Re: [PATCHv2 0/3] rbd: header read/refresh improvements

Alex Elder <elder@xxxxxxxx> · Sun, 26 Apr 2015 09:39:03 -0500

On 04/26/2015 09:28 AM, Douglas Fuller wrote:
Alex,

I think you are correct in both your understanding and your
impression of the approach.

OK, good to hear.

On Apr 26, 2015, at 4:44 AM, Ilya Dryomov <idryomov@xxxxxxxxx>
wrote:

On Sun, Apr 26, 2015 at 9:29 AM, Alex Elder <elder@xxxxxxxx>
wrote:
On 04/24/2015 08:22 AM, Douglas Fuller wrote:

Support multiple class op calls in one ceph_msg and consolidate
rbd header read and refresh processes to use this feature to
reduce the number of ceph_msgs sent for that process. Refresh
features on header refresh and begin returning EIO if features
have changed since mapping.

This sounds pretty expensive.  For every class operation you are
copying the received data two extra times.

I’d really like a solution to this, but I don’t think one is
available given the constraints.

Now that I know I understand it, I will at least provide
some review comments on the patches.  I'll also think about
it a little.  My instinct says there should be no need to
make the copies, but the devil will be in the details.

Will you please correct me where I'm wrong above, and maybe give
a little better high-level explanation of what you're trying to
do?  I see in patch 1 you mention a problem with short reads, and
there may be a simpler fix than that (to begin with).  But beyond
that, if you're trying to incorporate more ops in a message,
there may be better ways to go about that as well.

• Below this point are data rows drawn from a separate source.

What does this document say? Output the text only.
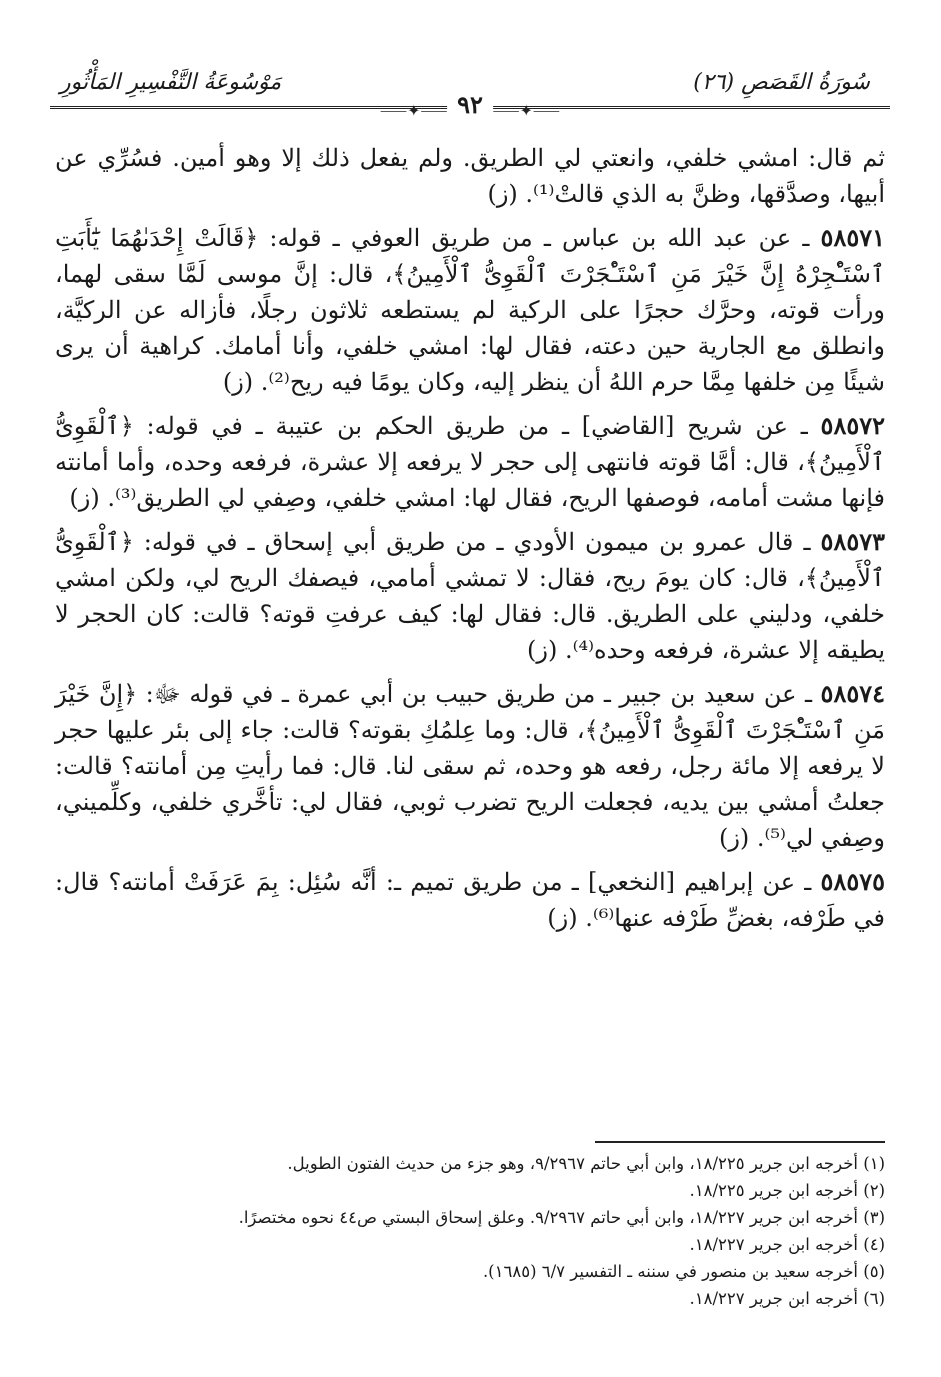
مَوْسُوعَةُ التَّفْسِيرِ المَأْثُورِ	سُورَةُ القَصَصِ (٢٦)
⸺✦⸺	⸺✦⸺
٩٢

ثم قال: امشي خلفي، وانعتي لي الطريق. ولم يفعل ذلك إلا وهو أمين. فسُرِّي عن أبيها، وصدَّقها، وظنَّ به الذي قالتْ⁽¹⁾. (ز)

٥٨٥٧١ ـ عن عبد الله بن عباس ـ من طريق العوفي ـ قوله: ﴿قَالَتْ إِحْدَىٰهُمَا يَٰٓأَبَتِ ٱسْتَـْٔجِرْهُ إِنَّ خَيْرَ مَنِ ٱسْتَـْٔجَرْتَ ٱلْقَوِىُّ ٱلْأَمِينُ﴾، قال: إنَّ موسى لَمَّا سقى لهما، ورأت قوته، وحرَّك حجرًا على الركية لم يستطعه ثلاثون رجلًا، فأزاله عن الركيَّة، وانطلق مع الجارية حين دعته، فقال لها: امشي خلفي، وأنا أمامك. كراهية أن يرى شيئًا مِن خلفها مِمَّا حرم اللهُ أن ينظر إليه، وكان يومًا فيه ريح⁽²⁾. (ز)

٥٨٥٧٢ ـ عن شريح [القاضي] ـ من طريق الحكم بن عتيبة ـ في قوله: ﴿ٱلْقَوِىُّ ٱلْأَمِينُ﴾، قال: أمَّا قوته فانتهى إلى حجر لا يرفعه إلا عشرة، فرفعه وحده، وأما أمانته فإنها مشت أمامه، فوصفها الريح، فقال لها: امشي خلفي، وصِفي لي الطريق⁽³⁾. (ز)

٥٨٥٧٣ ـ قال عمرو بن ميمون الأودي ـ من طريق أبي إسحاق ـ في قوله: ﴿ٱلْقَوِىُّ ٱلْأَمِينُ﴾، قال: كان يومَ ريح، فقال: لا تمشي أمامي، فيصفك الريح لي، ولكن امشي خلفي، ودليني على الطريق. قال: فقال لها: كيف عرفتِ قوته؟ قالت: كان الحجر لا يطيقه إلا عشرة، فرفعه وحده⁽⁴⁾. (ز)

٥٨٥٧٤ ـ عن سعيد بن جبير ـ من طريق حبيب بن أبي عمرة ـ في قوله ﷻ: ﴿إِنَّ خَيْرَ مَنِ ٱسْتَـْٔجَرْتَ ٱلْقَوِىُّ ٱلْأَمِينُ﴾، قال: وما عِلمُكِ بقوته؟ قالت: جاء إلى بئر عليها حجر لا يرفعه إلا مائة رجل، رفعه هو وحده، ثم سقى لنا. قال: فما رأيتِ مِن أمانته؟ قالت: جعلتُ أمشي بين يديه، فجعلت الريح تضرب ثوبي، فقال لي: تأخَّري خلفي، وكلِّميني، وصِفي لي⁽⁵⁾. (ز)

٥٨٥٧٥ ـ عن إبراهيم [النخعي] ـ من طريق تميم ـ: أنَّه سُئِل: بِمَ عَرَفَتْ أمانته؟ قال: في طَرْفه، بغضِّ طَرْفه عنها⁽⁶⁾. (ز)

(١) أخرجه ابن جرير ١٨/٢٢٥، وابن أبي حاتم ٩/٢٩٦٧، وهو جزء من حديث الفتون الطويل.

(٢) أخرجه ابن جرير ١٨/٢٢٥.

(٣) أخرجه ابن جرير ١٨/٢٢٧، وابن أبي حاتم ٩/٢٩٦٧. وعلق إسحاق البستي ص٤٤ نحوه مختصرًا.

(٤) أخرجه ابن جرير ١٨/٢٢٧.

(٥) أخرجه سعيد بن منصور في سننه ـ التفسير ٦/٧ (١٦٨٥).

(٦) أخرجه ابن جرير ١٨/٢٢٧.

Yeah, the only objective of this was to pack more call ops into an
osd_request in order to reduce the number of network RTs during rbd
map and refresh.  The fundamental problem the first patch is trying
to work around is the first ceph_msg_data item consuming all reply
buffers instead of just its own.  We have to preallocate response
buffers and if the preallocated response buffer for the first op is
large enough (it always is) it will consume the entire ceph_msg,
along with replies to other ops.

My understanding is that the first patch is supposed to be a
specific workarond for just that - I think it's noted somewhere
that it will break on reads combined with call ops or similar.

That’s correct. This patch only works around that short response
issue in this specific corner case. It does not fix cases where call
ops returning data could be arbitrarily combined with reads or writes
(and apparently they never have been, because that would not work).
It should not introduce additional cases of breakage, though.

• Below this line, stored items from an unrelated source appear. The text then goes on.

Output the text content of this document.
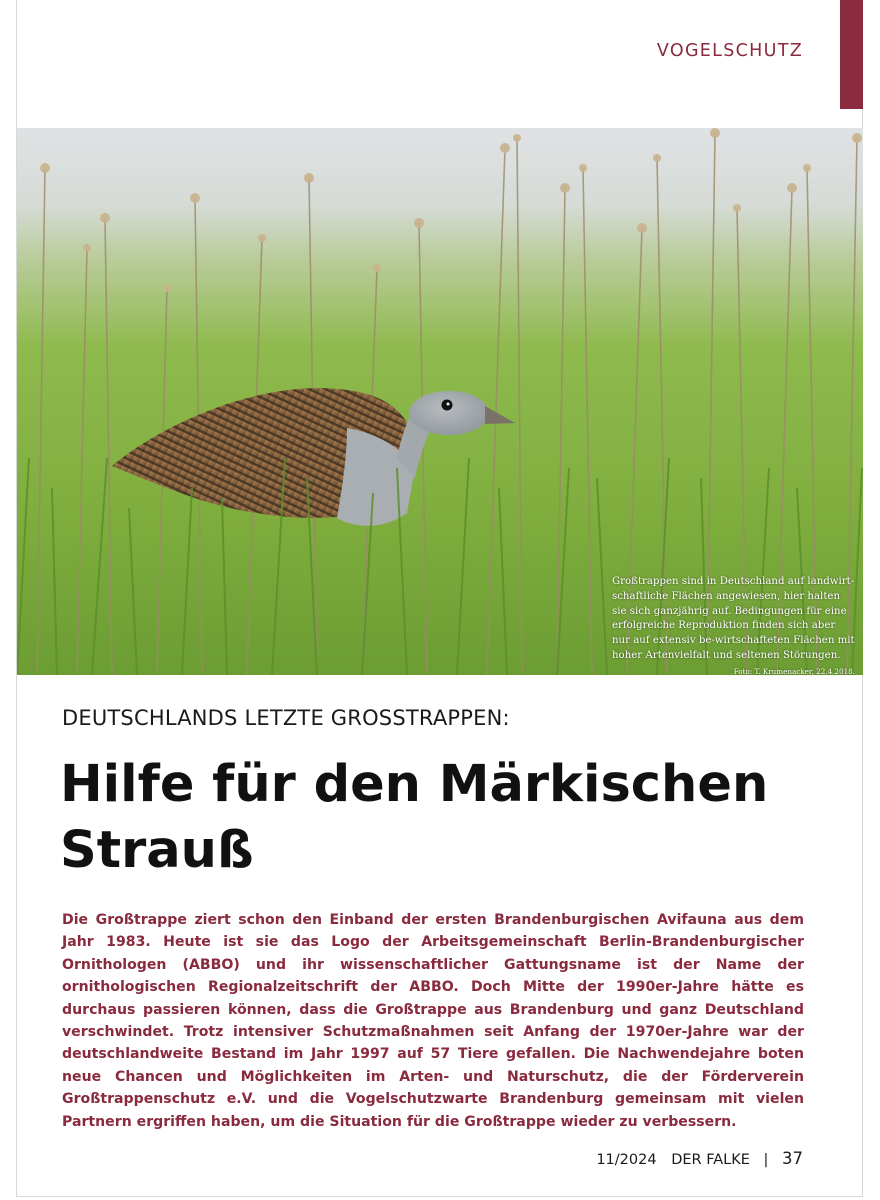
VOGELSCHUTZ
Großtrappen sind in Deutschland auf landwirt-schaftliche Flächen angewiesen, hier halten sie sich ganzjährig auf. Bedingungen für eine erfolgreiche Reproduktion finden sich aber nur auf extensiv be-wirtschafteten Flächen mit hoher Artenvielfalt und seltenen Störungen.
Foto: T. Krumenacker, 22.4.2018.
DEUTSCHLANDS LETZTE GROSSTRAPPEN:
Hilfe für den Märkischen
Strauß

Die Großtrappe ziert schon den Einband der ersten Brandenburgischen Avifauna aus dem Jahr 1983. Heute ist sie das Logo der Arbeitsgemeinschaft Berlin-Brandenburgischer Ornithologen (ABBO) und ihr wissenschaftlicher Gattungsname ist der Name der ornithologischen Regionalzeitschrift der ABBO. Doch Mitte der 1990er-Jahre hätte es durchaus passieren können, dass die Großtrappe aus Brandenburg und ganz Deutschland verschwindet. Trotz intensiver Schutzmaßnahmen seit Anfang der 1970er-Jahre war der deutschlandweite Bestand im Jahr 1997 auf 57 Tiere gefallen. Die Nachwendejahre boten neue Chancen und Möglichkeiten im Arten- und Naturschutz, die der Förderverein Großtrappenschutz e.V. und die Vogelschutzwarte Brandenburg gemeinsam mit vielen Partnern ergriffen haben, um die Situation für die Großtrappe wieder zu verbessern.

11/2024 DER FALKE | 37
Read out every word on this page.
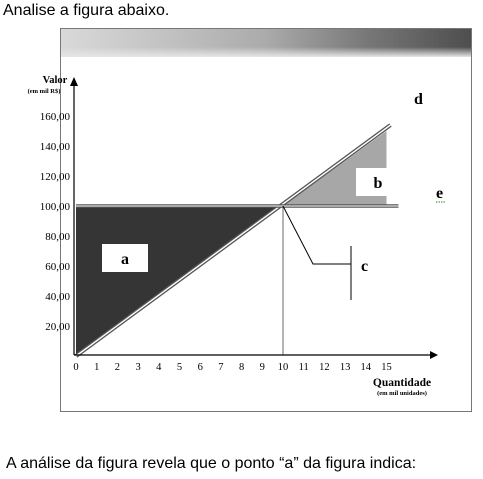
Analise a figura abaixo.
20,00
40,00
60,00
80,00
100,00
120,00
140,00
160,00
0 1 2 3 4 5 6 7 8 9 10 11 12 13 14 15
Valor
(em mil R$)
Quantidade
(em mil unidades)
a
b
d
e
c
A análise da figura revela que o ponto “a” da figura indica:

I knew when we added support for copyup that we were kind of
kludging things to allow *just one* more op in a message.  Then
the discard support added another, but in both of these cases
it was not done in a nice, general way.  The "right" way is
to generalize it, but if that was easy it would have been
done by now.

I was told that the preferred way to proceed for now was to avoid
changing the osd_client interface and to handle this case in
osd_client instead of the messaging layer. Given those constraints,
it was agreed in the standups and on #ceph-devel that it should be
done this way.

Sorry, I haven't been keeping up with all the activity on the
mailing list.  I pay closest attention to patches to the kernel
code.

We can’t know the actual response sizes until they are decoded in
osd_client. Therefore, we can’t copy them directly to the user
buffers off the wire. That costs us one extra copy. The other copy is
required because pagevec.c does not provide an interface for copying
arbitrary data between two page vectors.

That could probably be changed, but that's a separate issue
(and somewhat out of your hands as far as getting it done when
you need it).

I too have my efficiency concerns and I raised them in one of the
standups but the argument was that this is only going to be used
for header init/refresh, not copyup, so the overhead is negligible.
I'm still not sold on the copying everything twice though and was
going to try to see if there is a simple way to special case this
even more and make the diffstat smaller.

You and I agreed in that particular standup discussion; I don’t like
it, either. I would prefer a general-case solution that avoids
introducing so much extra overhead, especially for such a small
amount of data (really just a few bytes).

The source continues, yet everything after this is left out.